Watch out kids....its like eating you nans perfume compressed into sweet form.

Organs

If it has a function, i don't want to eat it.

Marmite

How can something so fowl come from something so good like beer?

Biltong

I swear that next time one of our resident South Africans sticks another sweaty carrier bag full of this rancid shit under my nose i am going down for a 5-10 strech at her majesties pleasure.
(, Mon 12 Jul 2004, 12:56, Reply)
Another vote for Brussel Sprouts
Texture of a wet sock, taste like boiled hairspray, they contaminate everything else on the plate that they touch.

My mother is still convinced she'll find a way to cook them that will convert me. Covered in chocolate and wrapped in a tenner wouldn't be temptation enough.

Who the hell first grew one and thought "Ooh that looks like it'll be good to eat"?

Oh: they also look like shrunken boiled zombie heads!
(, Mon 12 Jul 2004, 12:52, Reply)
Without mentioning all of the above...
and below, plus meat because I'm a pale and whining veggie, don't come near me with fresh salad, beef or any other type of tomatoe!!
(, Mon 12 Jul 2004, 12:49, Reply)
Seafood extender
The fellow down shop reckons it's really just raw tripe in a sauce. Not having tried tripe* I can but agree with him.

* er, black sausage isn't that bad actually. Does that count as tripe?
(, Mon 12 Jul 2004, 12:48, Reply)
Another one that has to stand out on its own....
Salad cream.

It is semen, mixed with piss, mixed with seagull shit, mixed with pus.
(, Mon 12 Jul 2004, 12:47, Reply)
heres a nice one
i recently had a very bad cough, i would rench so hard i threw up several times, one time however, this happened and i wheezed right after causing me to swallow my own vomit instantly, now that was nice

pitty that cough wasnt contagous
(, Mon 12 Jul 2004, 12:46, Reply)
Ick.
Well, after me and my wife taking it in turns to hold our 4 year old son over the toilet cacking out sticky pink lumps through his mouth this weekend, I think i'm going to have to say Candy Floss. For a while at least anyway.

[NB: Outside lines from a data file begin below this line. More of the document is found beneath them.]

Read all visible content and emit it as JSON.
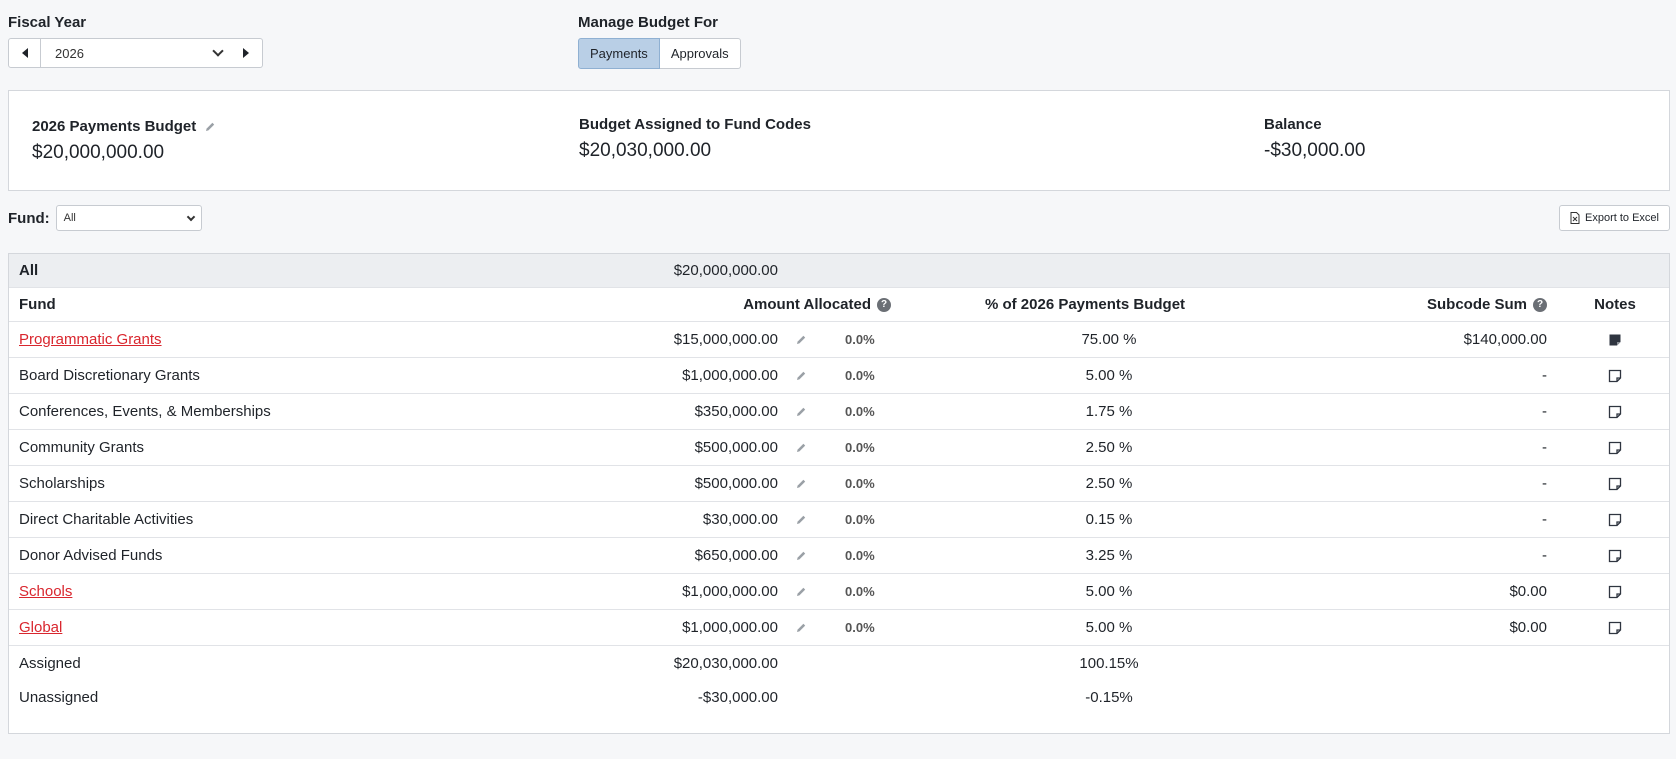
{
  "fiscal_year": {
    "label": "Fiscal Year",
    "selected": "2026"
  },
  "manage_budget": {
    "label": "Manage Budget For",
    "options": [
      "Payments",
      "Approvals"
    ],
    "active": "Payments"
  },
  "summary": {
    "budget_title": "2026 Payments Budget",
    "budget_value": "$20,000,000.00",
    "assigned_title": "Budget Assigned to Fund Codes",
    "assigned_value": "$20,030,000.00",
    "balance_title": "Balance",
    "balance_value": "-$30,000.00"
  },
  "filter": {
    "label": "Fund:",
    "selected": "All"
  },
  "export_label": "Export to Excel",
  "table": {
    "all_row": {
      "label": "All",
      "amount": "$20,000,000.00"
    },
    "headers": {
      "fund": "Fund",
      "amount": "Amount Allocated",
      "pct": "% of 2026 Payments Budget",
      "subcode": "Subcode Sum",
      "notes": "Notes"
    },
    "rows": [
      {
        "fund": "Programmatic Grants",
        "link": true,
        "amount": "$15,000,000.00",
        "pct0": "0.0%",
        "pct": "75.00 %",
        "subcode": "$140,000.00",
        "note_filled": true
      },
      {
        "fund": "Board Discretionary Grants",
        "link": false,
        "amount": "$1,000,000.00",
        "pct0": "0.0%",
        "pct": "5.00 %",
        "subcode": "-",
        "note_filled": false
      },
      {
        "fund": "Conferences, Events, & Memberships",
        "link": false,
        "amount": "$350,000.00",
        "pct0": "0.0%",
        "pct": "1.75 %",
        "subcode": "-",
        "note_filled": false
      },
      {
        "fund": "Community Grants",
        "link": false,
        "amount": "$500,000.00",
        "pct0": "0.0%",
        "pct": "2.50 %",
        "subcode": "-",
        "note_filled": false
      },
      {
        "fund": "Scholarships",
        "link": false,
        "amount": "$500,000.00",
        "pct0": "0.0%",
        "pct": "2.50 %",
        "subcode": "-",
        "note_filled": false
      },
      {
        "fund": "Direct Charitable Activities",
        "link": false,
        "amount": "$30,000.00",
        "pct0": "0.0%",
        "pct": "0.15 %",
        "subcode": "-",
        "note_filled": false
      },
      {
        "fund": "Donor Advised Funds",
        "link": false,
        "amount": "$650,000.00",
        "pct0": "0.0%",
        "pct": "3.25 %",
        "subcode": "-",
        "note_filled": false
      },
      {
        "fund": "Schools",
        "link": true,
        "amount": "$1,000,000.00",
        "pct0": "0.0%",
        "pct": "5.00 %",
        "subcode": "$0.00",
        "note_filled": false
      },
      {
        "fund": "Global",
        "link": true,
        "amount": "$1,000,000.00",
        "pct0": "0.0%",
        "pct": "5.00 %",
        "subcode": "$0.00",
        "note_filled": false
      }
    ],
    "assigned": {
      "label": "Assigned",
      "amount": "$20,030,000.00",
      "pct": "100.15%"
    },
    "unassigned": {
      "label": "Unassigned",
      "amount": "-$30,000.00",
      "pct": "-0.15%"
    }
  },
  "icons": {
    "prev": "caret-left-icon",
    "next": "caret-right-icon",
    "edit": "pencil-icon",
    "help": "help-circle-icon",
    "note": "note-icon",
    "export": "file-excel-icon"
  },
  "colors": {
    "link": "#d9262e",
    "active_segment": "#b9cfe6"
  }
}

Raw celery I hate. Cooked celery I can cope with.

Brown sauce is just diarrhoea with added vinegar. Wrong, wrong, WRONG, wrong, Wrong.
(, Mon 12 Jul 2004, 12:45, Reply)
Mushrooms....
vile, gross, evil little fungi b*stards.

...and what's with the little bits of hair underneath the tops of them?
Ugggghhh.
(, Mon 12 Jul 2004, 12:41, Reply)
gravy one problem, sunday dinner is mind-numbingly bland with out it, oh well
have you ever seen gravy cold, its like congealed horse shit, if you want that festering in your stomach be my guest
(, Mon 12 Jul 2004, 12:40, Reply)
Right...
I hate tomatoes, but love tomato ketchup, even though it contains vinegar which on its own I hate. I loathe peas and sweetcorn with a vengeance. Baked beans make me vomit. Giving me a Brussel sprout is akin to giving me poison. Green, yellow and red peppers are pure evil. Fried onions are not fit for human consumption. Chips that are not from a fish and chip shop are only good for one thing - Table Olympics. Beetroot should be banned under several human rights laws. Finally, whoever thought that Tartare Sauce was an interesting and tasty condiment should be shot. Several times.

Anyone known the number of a good psychologist?